Zoals we gezien hebben verbieden de reguliere maçonnieke obediënties dat standpunten worden ingenomen of interventies worden gedaan in politieke of confessionele conflicten en twisten. Daar zij duidelijk hun toewijding aan hun initiatieke taak wensen te onderstrepen weigeren zij zich eveneens uit te spreken over doelstellingen, eisen of protestacties, hoe achtenswaardig die ook mogen zijn. De gevaren die verbonden zijn aan een interventie van de vrijmetselarij in de conflicten van de “profane” wereld, zijn veelvoudig : vrijmetselaars onderling hebben meer dan waarschijnlijk verscheiden meningen over de maatschappelijke problemen die ons omringen. Zij zouden niet kunnen aanvaarden dat hun Grootloge daaromtrent, uit hun naam of uit naam van een meerderheid onder hen, stelling neemt. De reguliere vrijmetselarij mijdt de conflicten van deze eeuw om geen twisten binnen de Loges uit te lokken. Zij geeft er zich maar al te goed rekenschap van dat elke afwijking van deze gedragslijn heel ver zou kunnen leiden.

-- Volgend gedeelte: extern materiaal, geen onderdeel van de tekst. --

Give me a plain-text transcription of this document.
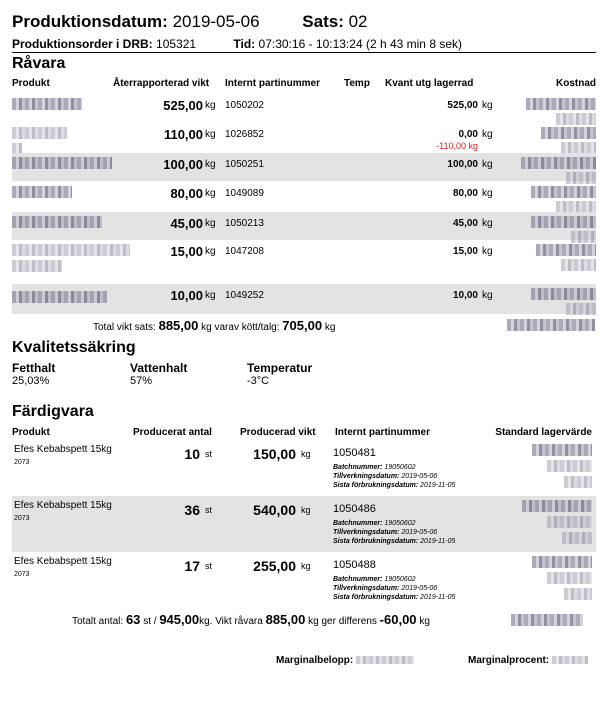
Produktionsdatum: 2019-05-06	Sats: 02
Produktionsorder i DRB: 105321	Tid: 07:30:16 - 10:13:24 (2 h 43 min 8 sek)
Råvara
Produkt	Återrapporterad vikt Internt partinummer Temp Kvant utg lagerrad	Kostnad
525,00 kg 1050202	525,00 kg
110,00 kg 1026852	0,00 kg
-110,00 kg
100,00 kg 1050251	100,00 kg
80,00 kg 1049089	80,00 kg
45,00 kg 1050213	45,00 kg
15,00 kg 1047208	15,00 kg
10,00 kg 1049252	10,00 kg
Total vikt sats: 885,00 kg varav kött/talg: 705,00 kg
Kvalitetssäkring
Fetthalt
25,03%
Vattenhalt
57%
Temperatur
-3°C
Färdigvara
Produkt	Producerat antal	Producerad vikt Internt partinummer	Standard lagervärde
Efes Kebabspett 15kg
2073
10 st	150,00 kg 1050481
Batchnummer: 19050602
Tillverkningsdatum: 2019-05-06
Sista förbrukningsdatum: 2019-11-05
Efes Kebabspett 15kg
2073
36 st	540,00 kg 1050486
Batchnummer: 19050602
Tillverkningsdatum: 2019-05-06
Sista förbrukningsdatum: 2019-11-05
Efes Kebabspett 15kg
2073
17 st	255,00 kg 1050488
Batchnummer: 19050602
Tillverkningsdatum: 2019-05-06
Sista förbrukningsdatum: 2019-11-05
Totalt antal: 63 st / 945,00kg. Vikt råvara 885,00 kg ger differens -60,00 kg
Marginalbelopp:	Marginalprocent:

Eén enkele stellingname, zelfs voor het meest eerbiedwaardige doel, zou een precedent scheppen dat onvermijdelijk op nieuwe uitspraken zou uitlopen.

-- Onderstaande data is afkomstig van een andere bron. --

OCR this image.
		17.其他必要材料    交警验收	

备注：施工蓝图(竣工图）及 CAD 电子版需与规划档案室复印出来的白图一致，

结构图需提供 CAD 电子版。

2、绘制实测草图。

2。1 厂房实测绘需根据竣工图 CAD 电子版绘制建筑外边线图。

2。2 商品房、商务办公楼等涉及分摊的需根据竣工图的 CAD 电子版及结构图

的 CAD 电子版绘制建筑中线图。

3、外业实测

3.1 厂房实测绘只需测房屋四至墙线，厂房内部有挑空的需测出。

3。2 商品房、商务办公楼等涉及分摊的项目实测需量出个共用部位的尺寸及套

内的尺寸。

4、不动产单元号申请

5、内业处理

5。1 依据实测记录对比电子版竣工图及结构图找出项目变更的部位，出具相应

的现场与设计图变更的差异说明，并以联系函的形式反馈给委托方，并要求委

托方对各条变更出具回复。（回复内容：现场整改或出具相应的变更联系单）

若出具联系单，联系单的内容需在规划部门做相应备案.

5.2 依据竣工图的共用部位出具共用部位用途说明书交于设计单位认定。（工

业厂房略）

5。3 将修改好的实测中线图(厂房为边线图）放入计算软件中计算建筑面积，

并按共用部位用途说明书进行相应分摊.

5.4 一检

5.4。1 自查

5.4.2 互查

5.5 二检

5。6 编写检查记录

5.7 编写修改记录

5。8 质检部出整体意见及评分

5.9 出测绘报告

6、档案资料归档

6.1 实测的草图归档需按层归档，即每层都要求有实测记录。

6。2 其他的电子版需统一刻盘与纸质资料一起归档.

Door zich niet te mengen in de dingen waar ze geen uitstaan mee heeft, kan de reguliere vrijmetselarij afstand nemen van actie. drukkings- of informatiegroepen van om het even welke aard, evenals van politieke partijen, beroepsverenigingen, godsdiensten en van de standpunten die deze in het maatschappelijke leven innemen.
De vrijmetselarij verlangt niets van de macht tenzij de bescherming die aan alle burgers wordt verleend in een democratisch regime : het recht van vereniging en vrijheid van geweten m.a.w. de basisvoorwaarden voor het bestaan van om het even welke maçonnieke organisatie.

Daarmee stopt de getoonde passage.